Parting ways with the IMF is strongly justified: Rizal

A'an Suryana, The Jakarta Post, Jakarta

Former chief economics minister Rizal Ramli said Monday that ending the International Monetary Fund (IMF) program this year would be the best option for Indonesia's economic recovery.

Speaking at a seminar hosted by The Jakarta Post, Rizal said Indonesia's economy required greater flexibility and room to maneuver to achieve high growth. This could not be achieved with the limitations of the current IMF program.

In addition, there were no strong financial and economic reasons that justified extending the program, Rizal said.

IMF loans were no longer needed as Indonesia still had foreign exchange reserves of about US$33 billion, he said.

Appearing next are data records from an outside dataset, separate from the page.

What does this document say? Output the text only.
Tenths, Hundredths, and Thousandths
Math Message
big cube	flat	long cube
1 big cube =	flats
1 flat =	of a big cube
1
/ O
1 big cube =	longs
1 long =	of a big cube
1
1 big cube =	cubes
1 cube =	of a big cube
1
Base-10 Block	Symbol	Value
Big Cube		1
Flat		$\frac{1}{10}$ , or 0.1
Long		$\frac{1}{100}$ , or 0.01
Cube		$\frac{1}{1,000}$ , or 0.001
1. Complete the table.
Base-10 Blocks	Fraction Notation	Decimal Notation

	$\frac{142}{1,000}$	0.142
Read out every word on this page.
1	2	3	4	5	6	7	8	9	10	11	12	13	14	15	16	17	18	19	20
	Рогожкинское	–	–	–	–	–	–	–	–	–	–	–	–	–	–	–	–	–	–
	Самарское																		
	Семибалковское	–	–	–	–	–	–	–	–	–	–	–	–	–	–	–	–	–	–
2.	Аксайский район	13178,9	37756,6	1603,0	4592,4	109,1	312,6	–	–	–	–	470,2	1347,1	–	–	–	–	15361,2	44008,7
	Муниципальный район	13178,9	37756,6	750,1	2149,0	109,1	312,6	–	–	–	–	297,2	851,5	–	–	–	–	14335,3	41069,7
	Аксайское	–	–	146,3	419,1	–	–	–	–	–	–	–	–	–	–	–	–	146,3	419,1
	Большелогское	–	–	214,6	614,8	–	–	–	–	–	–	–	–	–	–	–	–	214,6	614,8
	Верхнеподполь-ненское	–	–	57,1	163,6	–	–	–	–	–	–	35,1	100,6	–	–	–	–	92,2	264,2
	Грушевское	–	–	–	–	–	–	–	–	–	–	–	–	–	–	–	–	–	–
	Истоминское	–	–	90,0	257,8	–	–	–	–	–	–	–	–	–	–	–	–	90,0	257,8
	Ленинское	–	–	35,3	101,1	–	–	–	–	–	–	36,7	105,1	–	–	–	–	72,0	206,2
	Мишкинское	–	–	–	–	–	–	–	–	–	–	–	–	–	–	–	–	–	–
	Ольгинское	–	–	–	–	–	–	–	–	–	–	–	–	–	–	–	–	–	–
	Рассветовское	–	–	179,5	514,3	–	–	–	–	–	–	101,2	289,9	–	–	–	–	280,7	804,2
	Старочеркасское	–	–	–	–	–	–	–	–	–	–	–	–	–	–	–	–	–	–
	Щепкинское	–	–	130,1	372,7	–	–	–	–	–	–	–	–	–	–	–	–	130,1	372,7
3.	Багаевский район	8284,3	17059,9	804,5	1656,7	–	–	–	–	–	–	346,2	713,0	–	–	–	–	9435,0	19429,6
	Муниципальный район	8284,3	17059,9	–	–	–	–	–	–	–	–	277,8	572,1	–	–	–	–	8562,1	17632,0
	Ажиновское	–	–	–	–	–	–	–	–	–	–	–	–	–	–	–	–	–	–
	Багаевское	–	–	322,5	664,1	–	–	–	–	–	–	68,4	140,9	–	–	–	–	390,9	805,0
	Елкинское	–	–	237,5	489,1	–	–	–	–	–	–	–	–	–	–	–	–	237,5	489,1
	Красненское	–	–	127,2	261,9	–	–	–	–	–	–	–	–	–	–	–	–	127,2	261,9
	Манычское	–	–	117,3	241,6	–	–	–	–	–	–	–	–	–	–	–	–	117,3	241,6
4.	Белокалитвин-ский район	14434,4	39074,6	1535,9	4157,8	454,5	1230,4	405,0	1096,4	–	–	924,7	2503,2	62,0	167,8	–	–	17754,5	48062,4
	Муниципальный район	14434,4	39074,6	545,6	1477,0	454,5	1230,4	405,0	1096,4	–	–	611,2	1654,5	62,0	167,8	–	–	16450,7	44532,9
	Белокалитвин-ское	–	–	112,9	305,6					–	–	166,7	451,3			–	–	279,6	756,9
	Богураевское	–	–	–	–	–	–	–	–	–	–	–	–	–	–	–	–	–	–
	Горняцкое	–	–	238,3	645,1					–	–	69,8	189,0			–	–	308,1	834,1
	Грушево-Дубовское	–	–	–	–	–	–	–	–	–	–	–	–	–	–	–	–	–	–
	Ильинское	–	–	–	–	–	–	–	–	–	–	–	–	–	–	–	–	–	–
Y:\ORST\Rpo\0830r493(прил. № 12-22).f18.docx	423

When the country paid its $9 billion debt to the IMF, there would still be more than $23 billion in foreign exchange reserves, an amount that would be enough for Indonesia to service imports for about seven months, said Rizal.

"The loans from the IMF are useless and add more burden on the government. The government never uses it, but it must continue to pay interest on the loan."

Rizal ruled out concerns that foreign investors may avoid Indonesia if it parted from the IMF.

He said the investment climate in Indonesia was not determined by the IMF but by domestic political stability and legal framework.

The plunge in foreign investment since the 1997 financial crisis was mainly due to Indonesia's domestic political instability and messy legal framework, Rizal said.

Having learned this lesson, Indonesia should not hesitate to abandon the program, he said.

"It is only a myth that has been developed by the IMF that, without the IMF, foreign investment will not flow into Indonesia."

Regarding creditor confidence in Indonesia, Rizal admitted that some creditors did consider the IMF's position when making lending decisions to Indonesia, but the actual influence of the IMF was limited.

"Every lender, whether they be private or public, has its own strategic and economic interests in Indonesia. For example, when I was coordinating minister of the economy, I signed loan agreements with the World Bank, Japan and the Asian development Bank (ADB) despite ongoing disagreements with the IMF over the content of the Letters of Intent," Rizal said in a paper presented at the seminar.

After parting with the IMF, Rizal suggested a number of measures to boost investor confidence and secure access to foreign financing as well as maximizing revenue from domestic resources.

He suggested the government engage in strategic negotiations with the country's main creditors, including the World Bank, the ADB, Japan, the U.S. and European countries, to get the best deal from each of them by using Indonesia's considerable leverage.

Domestically, Rizal suggested the government reform the tax system to increase fiscal autonomy and reduce dependence on foreign borrowings.

Tax reform could be pursued through, among other things, increasing the number of taxpayers from two million now to 2.9 million within seven months, reducing nominal income taxes but increasing tax collection and introducing a tax amnesty, Rizal said.

The government must make better use of public funds by increasing transparency of its use, especially public money deposited in Account 69 and the investment fund account, Rizal said.

Account 69 is where the government deposits money collected from the sale of oil if sales exceed targets set in the state budget. The account currently holds Rp 18 trillion (US$2 billion).

Rizal said the investment fund account, holding funds from the interest rate difference between the government's overseas borrowing and second-tier lending at higher rates to banks or state-owned companies, contained Rp 21 trillion. On top of that, the government has another Rp 27 trillion left over from previous years' budget.

"These resources should be put to work in the form of public investment to accelerate recovery."